Face à la concurrence des grands établissements, les exploitations plus modestes du centre-ville ont du mal à trouver leur place. Lorsque le cinéma Palace ouvre ses portes, le 28 octobre 1910, la publicité annonce pour les soirées « une seule grande représentation mondaine de 20h à 23h ». Mais la salle change très rapidement de propriétaire et de politique d’exploitation : jusqu’en 1914, le cinéma Palace propose au public des représentations continues et non plus à horaires fixes. Je n’ai guère d’indications en ce qui concerne le cinéma d’Alexandre Rota, mais Jean Boulin parvient, lui, à tirer son épingle du jeu, en diversifiant ses programmes. Il instaure au cinéma Bellecour des séances à horaires fixes mais conserve au cinéma Idéal son caractère de cinéma permanent : les séances n’y durent qu’une heure encore en 1914 532 . Lorsque Jean Boulin fonde le cinéma Majestic, établissement de prestige, il le dote de séances de plus de deux heures. Deux publics différents sont visés par les différentes salles du centre-ville : un public de passage, un public d’occasion qui a une heure à occuper, et un public plus exigeant.

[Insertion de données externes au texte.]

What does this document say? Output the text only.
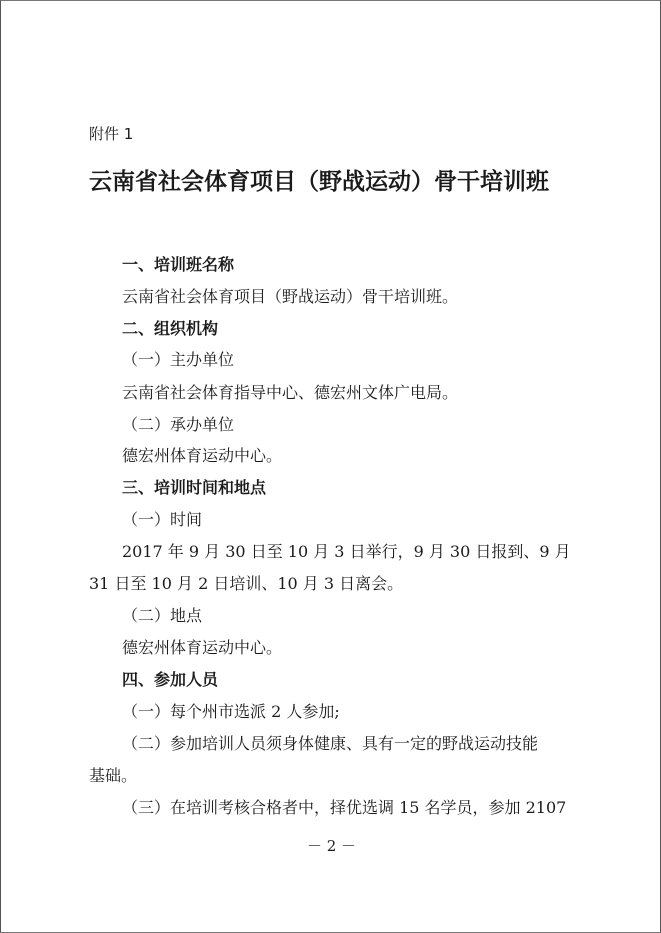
附件 1
云南省社会体育项目（野战运动）骨干培训班
一、培训班名称
云南省社会体育项目（野战运动）骨干培训班。
二、组织机构
（一）主办单位
云南省社会体育指导中心、德宏州文体广电局。
（二）承办单位
德宏州体育运动中心。
三、培训时间和地点
（一）时间
2017 年 9 月 30 日至 10 月 3 日举行，9 月 30 日报到、9 月
31 日至 10 月 2 日培训、10 月 3 日离会。
（二）地点
德宏州体育运动中心。
四、参加人员
（一）每个州市选派 2 人参加;
（二）参加培训人员须身体健康、具有一定的野战运动技能
基础。
（三）在培训考核合格者中，择优选调 15 名学员，参加 2107
－ 2 －
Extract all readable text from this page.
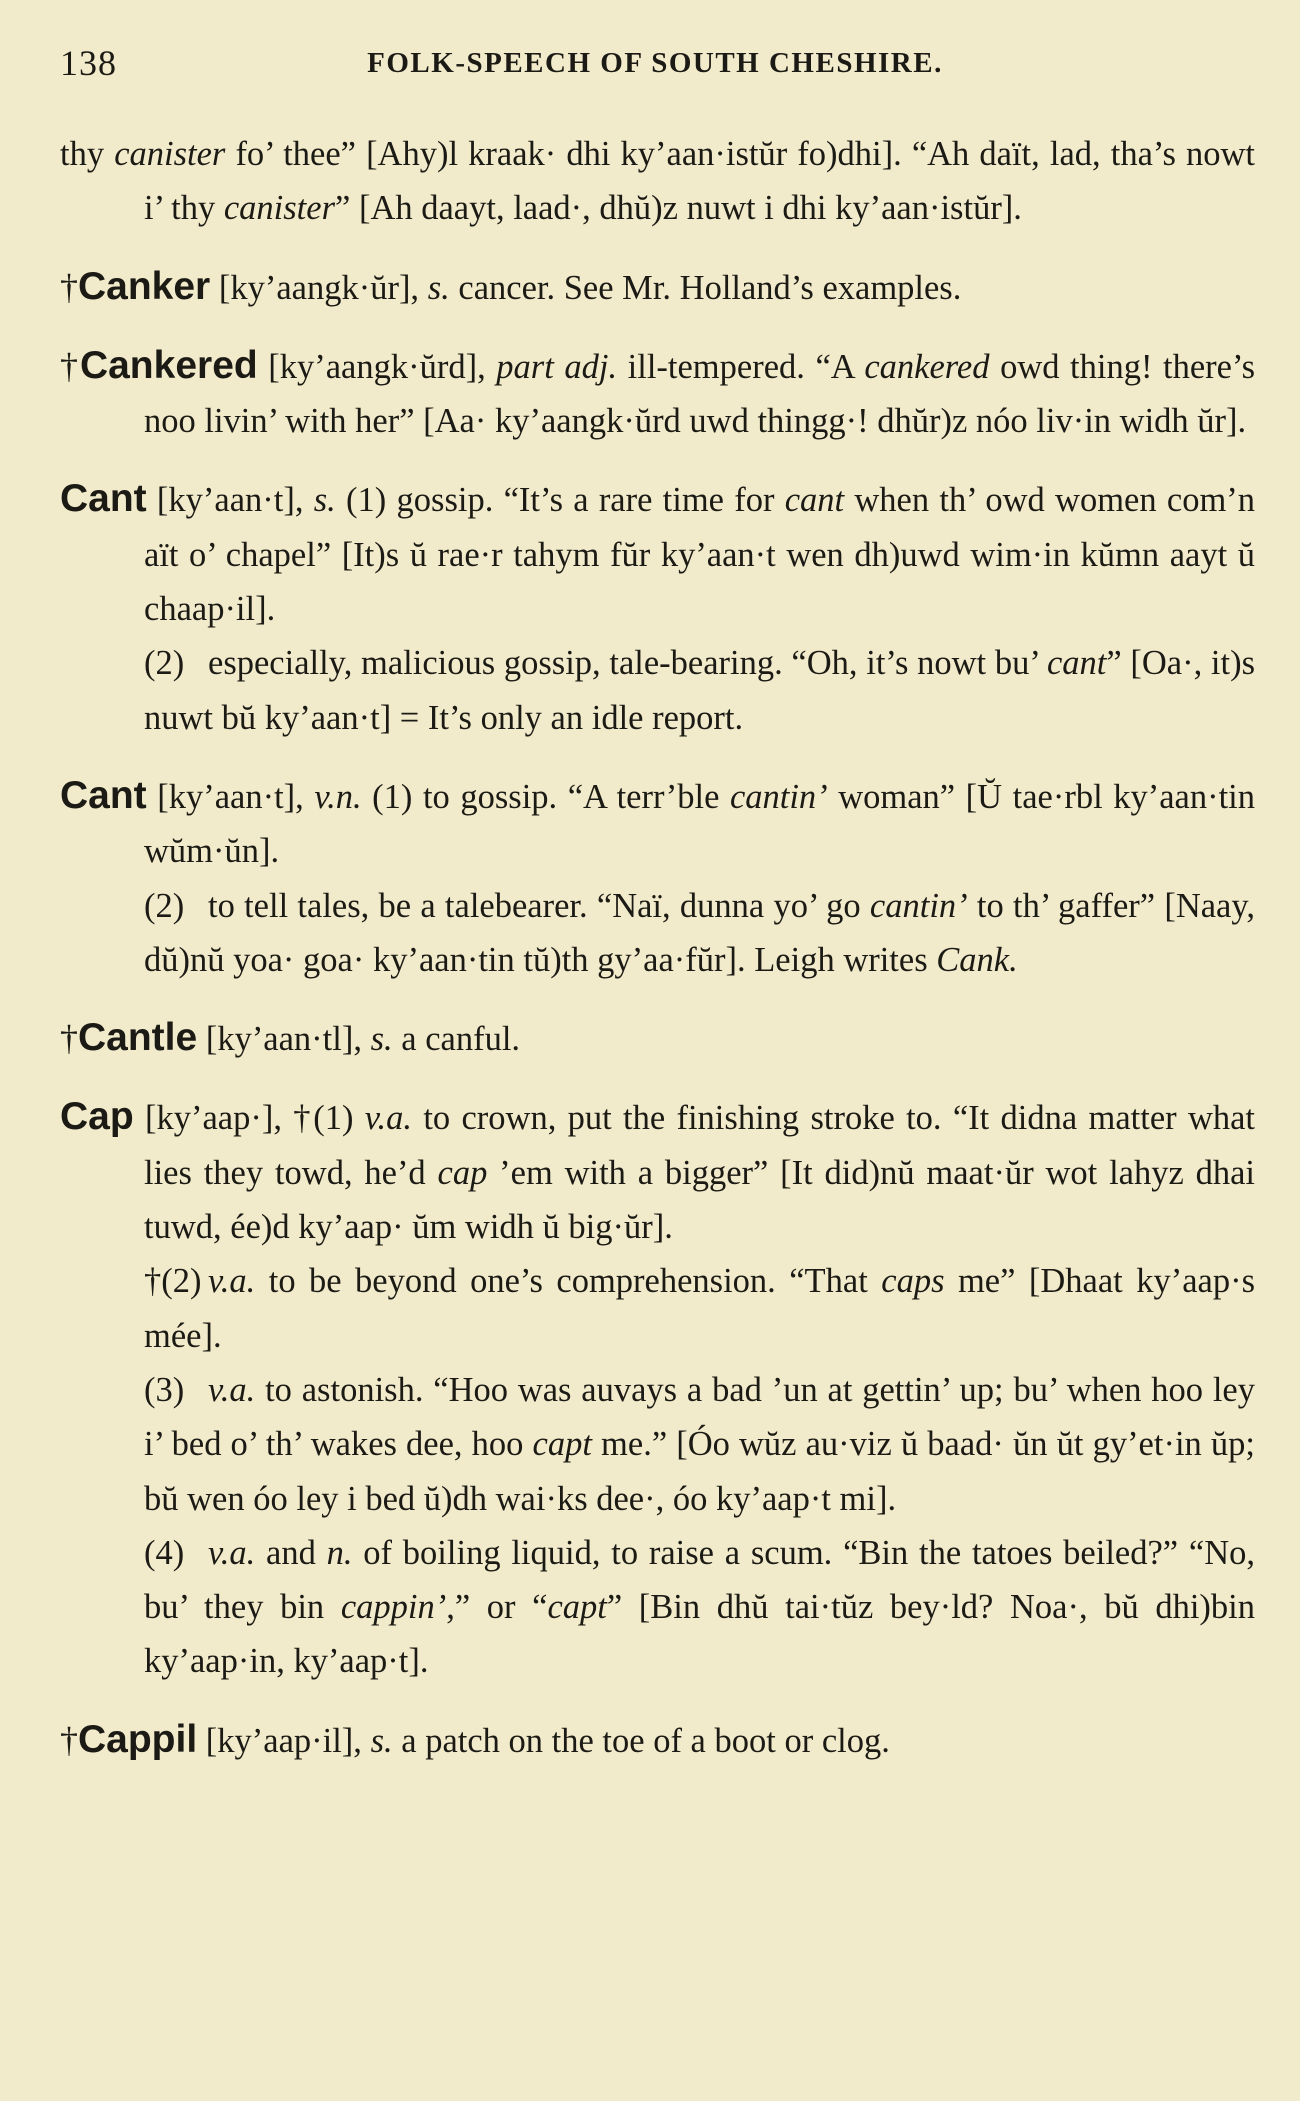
138	FOLK-SPEECH OF SOUTH CHESHIRE.

thy canister fo’ thee” [Ahy)l kraak· dhi ky’aan·istŭr fo)dhi]. “Ah daït, lad, tha’s nowt i’ thy canister” [Ah daayt, laad·, dhŭ)z nuwt i dhi ky’aan·istŭr].

†Canker [ky’aangk·ŭr], s. cancer. See Mr. Holland’s examples.

†Cankered [ky’aangk·ŭrd], part adj. ill-tempered. “A cankered owd thing! there’s noo livin’ with her” [Aa· ky’aangk·ŭrd uwd thingg·! dhŭr)z nóo liv·in widh ŭr].

Cant [ky’aan·t], s. (1) gossip. “It’s a rare time for cant when th’ owd women com’n aït o’ chapel” [It)s ŭ rae·r tahym fŭr ky’aan·t wen dh)uwd wim·in kŭmn aayt ŭ chaap·il].

(2) especially, malicious gossip, tale-bearing. “Oh, it’s nowt bu’ cant” [Oa·, it)s nuwt bŭ ky’aan·t] = It’s only an idle report.

Cant [ky’aan·t], v.n. (1) to gossip. “A terr’ble cantin’ woman” [Ŭ tae·rbl ky’aan·tin wŭm·ŭn].

(2) to tell tales, be a talebearer. “Naï, dunna yo’ go cantin’ to th’ gaffer” [Naay, dŭ)nŭ yoa· goa· ky’aan·tin tŭ)th gy’aa·fŭr]. Leigh writes Cank.

†Cantle [ky’aan·tl], s. a canful.

Cap [ky’aap·], †(1) v.a. to crown, put the finishing stroke to. “It didna matter what lies they towd, he’d cap ’em with a bigger” [It did)nŭ maat·ŭr wot lahyz dhai tuwd, ée)d ky’aap· ŭm widh ŭ big·ŭr].

†(2) v.a. to be beyond one’s comprehension. “That caps me” [Dhaat ky’aap·s mée].

(3) v.a. to astonish. “Hoo was auvays a bad ’un at gettin’ up; bu’ when hoo ley i’ bed o’ th’ wakes dee, hoo capt me.” [Óo wŭz au·viz ŭ baad· ŭn ŭt gy’et·in ŭp; bŭ wen óo ley i bed ŭ)dh wai·ks dee·, óo ky’aap·t mi].

(4) v.a. and n. of boiling liquid, to raise a scum. “Bin the tatoes beiled?” “No, bu’ they bin cappin’,” or “capt” [Bin dhŭ tai·tŭz bey·ld? Noa·, bŭ dhi)bin ky’aap·in, ky’aap·t].

†Cappil [ky’aap·il], s. a patch on the toe of a boot or clog.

Dans le quartier des Terreaux, où quatre salles ont ouvert leurs portes, l’exploitation permanente est majoritaire. Les cinémas Odéon, Artistic et Splendor fonctionnent sans interruption et proposent des séances plutôt courtes. Au cinéma Artistic, celles-ci ne dépassent jamais une heure entre 1913 et 1914 533 . Le cinéma des Terreaux, situé sur la place du même nom, se démarque volontairement de ses concurrentes en donnant des séances de deux heures à horaires fixes. Cette tentation de l’exploitation théâtrale se traduit également par un des points forts de la publicité : « la seule salle de Lyon éclairée durant les projections ». Le seul intérêt que l’on peut trouver à cette pratique (il s’agit certainement plus d’une semi-obscurité) est de rassurer les mères de famille : « la lumière n’est certes pas intensive, mais elle est suffisante pour permettre à chacun de voir distinctement tous les spectateurs » 534 . Dans sa politique d’exploitation comme dans son programme, le cinéma des Terreaux essaie d’attirer un public plus choisi que ses concurrents directs.

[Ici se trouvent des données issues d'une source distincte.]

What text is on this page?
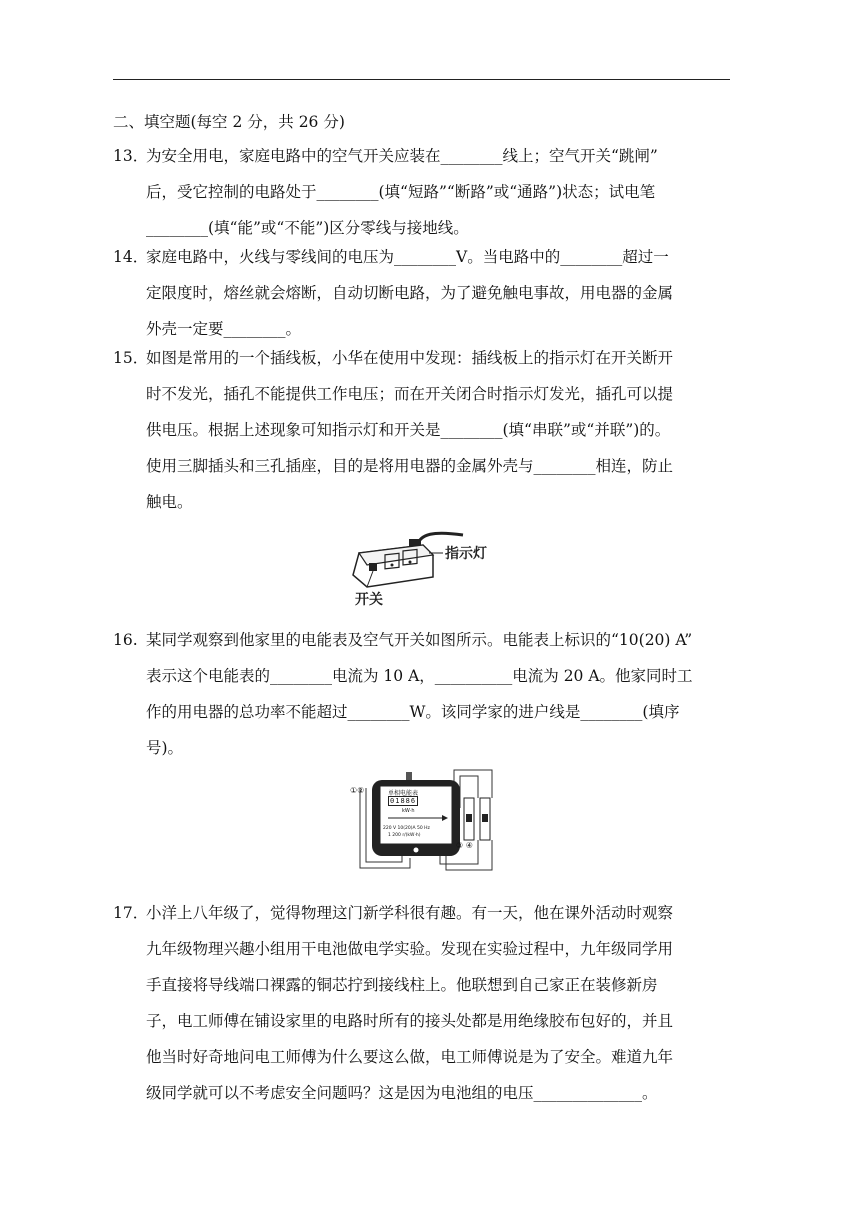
二、填空题(每空 2 分，共 26 分)
13．为安全用电，家庭电路中的空气开关应装在________线上；空气开关“跳闸”
后，受它控制的电路处于________(填“短路”“断路”或“通路”)状态；试电笔
________(填“能”或“不能”)区分零线与接地线。
14．家庭电路中，火线与零线间的电压为________V。当电路中的________超过一
定限度时，熔丝就会熔断，自动切断电路，为了避免触电事故，用电器的金属
外壳一定要________。
15．如图是常用的一个插线板，小华在使用中发现：插线板上的指示灯在开关断开
时不发光，插孔不能提供工作电压；而在开关闭合时指示灯发光，插孔可以提
供电压。根据上述现象可知指示灯和开关是________(填“串联”或“并联”)的。
使用三脚插头和三孔插座，目的是将用电器的金属外壳与________相连，防止
触电。
指示灯
开关
16. 某同学观察到他家里的电能表及空气开关如图所示。电能表上标识的“10(20) A”
表示这个电能表的________电流为 10 A，__________电流为 20 A。他家同时工
作的用电器的总功率不能超过________W。该同学家的进户线是________(填序
号)。
单相电能表
01886
kW·h
220 V 10(20)A 50 Hz
1 200 r/(kW·h)
①②
③ ④
17．小洋上八年级了，觉得物理这门新学科很有趣。有一天，他在课外活动时观察
九年级物理兴趣小组用干电池做电学实验。发现在实验过程中，九年级同学用
手直接将导线端口裸露的铜芯拧到接线柱上。他联想到自己家正在装修新房
子，电工师傅在铺设家里的电路时所有的接头处都是用绝缘胶布包好的，并且
他当时好奇地问电工师傅为什么要这么做，电工师傅说是为了安全。难道九年
级同学就可以不考虑安全问题吗？这是因为电池组的电压______________。
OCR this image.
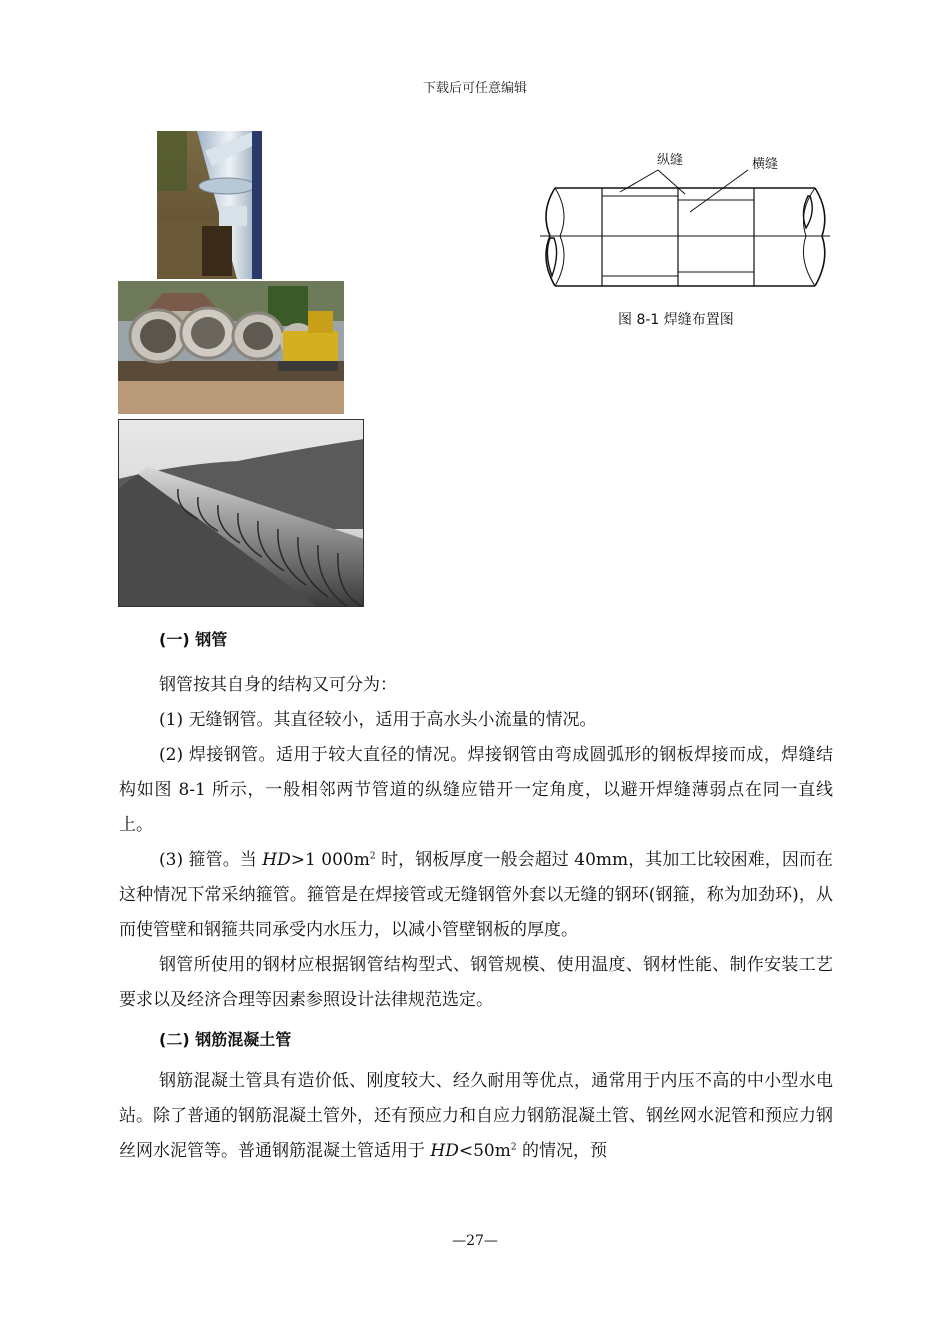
下载后可任意编辑
纵缝	横缝
图 8-1 焊缝布置图

(一) 钢管

钢管按其自身的结构又可分为：

(1) 无缝钢管。其直径较小，适用于高水头小流量的情况。

(2) 焊接钢管。适用于较大直径的情况。焊接钢管由弯成圆弧形的钢板焊接而成，焊缝结构如图 8-1 所示，一般相邻两节管道的纵缝应错开一定角度，以避开焊缝薄弱点在同一直线上。

(3) 箍管。当 HD>1 $000m^2$ 时，钢板厚度一般会超过 40mm，其加工比较困难，因而在这种情况下常采纳箍管。箍管是在焊接管或无缝钢管外套以无缝的钢环(钢箍，称为加劲环)，从而使管壁和钢箍共同承受内水压力，以减小管壁钢板的厚度。

钢管所使用的钢材应根据钢管结构型式、钢管规模、使用温度、钢材性能、制作安装工艺要求以及经济合理等因素参照设计法律规范选定。

(二) 钢筋混凝土管

钢筋混凝土管具有造价低、刚度较大、经久耐用等优点，通常用于内压不高的中小型水电站。除了普通的钢筋混凝土管外，还有预应力和自应力钢筋混凝土管、钢丝网水泥管和预应力钢丝网水泥管等。普通钢筋混凝土管适用于 $HD<50m^2$ 的情况，预

—27—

En dehors de la presqu’île, qu’en est-il ? Là encore, les sources restent désespérément discrètes. On peut remarquer que la société Cinéma-monopole, dans ses salles Alhambra et Moncey, conserve la même politique qu’au cinéma Grolée. Le cinéma Moncey s’enorgueillit même du titre « le spectacle le plus long 535  » en 1910. Pour les autres établissements, il est difficile de se prononcer. Les petites salles des quartiers Part-Dieu et Guillotière, du moins celles dont je connais les programmes, fonctionnent en permanence et sans horaires. Le cinéma des Folies dramatiques dans le quartier des Brotteaux, ne fonctionne en revanche qu’en soirée, et propose au public une grande soirée. Au cinéma du commerce, implanté dans un café du quartier de la Guillotière, les séances prévues sont des petites projections de 10 minutes toutes les demi-heures : « en un mot, ce n’est pas un spectacle m’est [sic !] simplement une attraction cinématographique que je veux installer dans mon café 536  ». On voit ici la filiation directe avec le cinéma forain. Jérôme Dulaar, dans le quartier de la Croix-Rousse, propose quant à lui a priori des soirées quotidiennes. Mais quelles sont leur durée ? On ne peut guère se prononcer. La seule certitude demeure qu’en 1914, les salles de cinéma, en tout cas celles de la presqu’île, sont partagées entre séances courtes et ininterrompues, qui attirent un public de passage, et séances longues à horaires fixes qui visent une clientèle habituée aux règles des salles de spectacle.

Notes
522.

Le Progrès, 30 décembre 1905

523.

Idem, 29 mars 1906.

524.

Lyon-Républicain, 12 mars 1908.

525.

AML : 5 fi 004.

526.

AML : 5 fi 007.

527.

Lyon-Républicain, 10 septembre 1909.

528.

Idem, 12 décembre 1908.

529.

Idem, 10 janvier 1909.

530.

Idem, 4 mars 1909

531.

Idem, 24 avril 1908.

532.

Institut Lumière : Programme du cinéma Idéal du 27 février 1914 : « Séances continuelles d’une heure de 2 heures à 11 heures du soir ».

533.

Idem: Programmes du cinéma Artistic 1913-1914.

534.

Le 7 ème jour, 11 janvier 1914.

535.

Lyon-Républicain, 16 janvier 1910.

536.

AML : 1121 WP 006 : Dossier du cinéma Simon, lettre du 2 décembre 1912.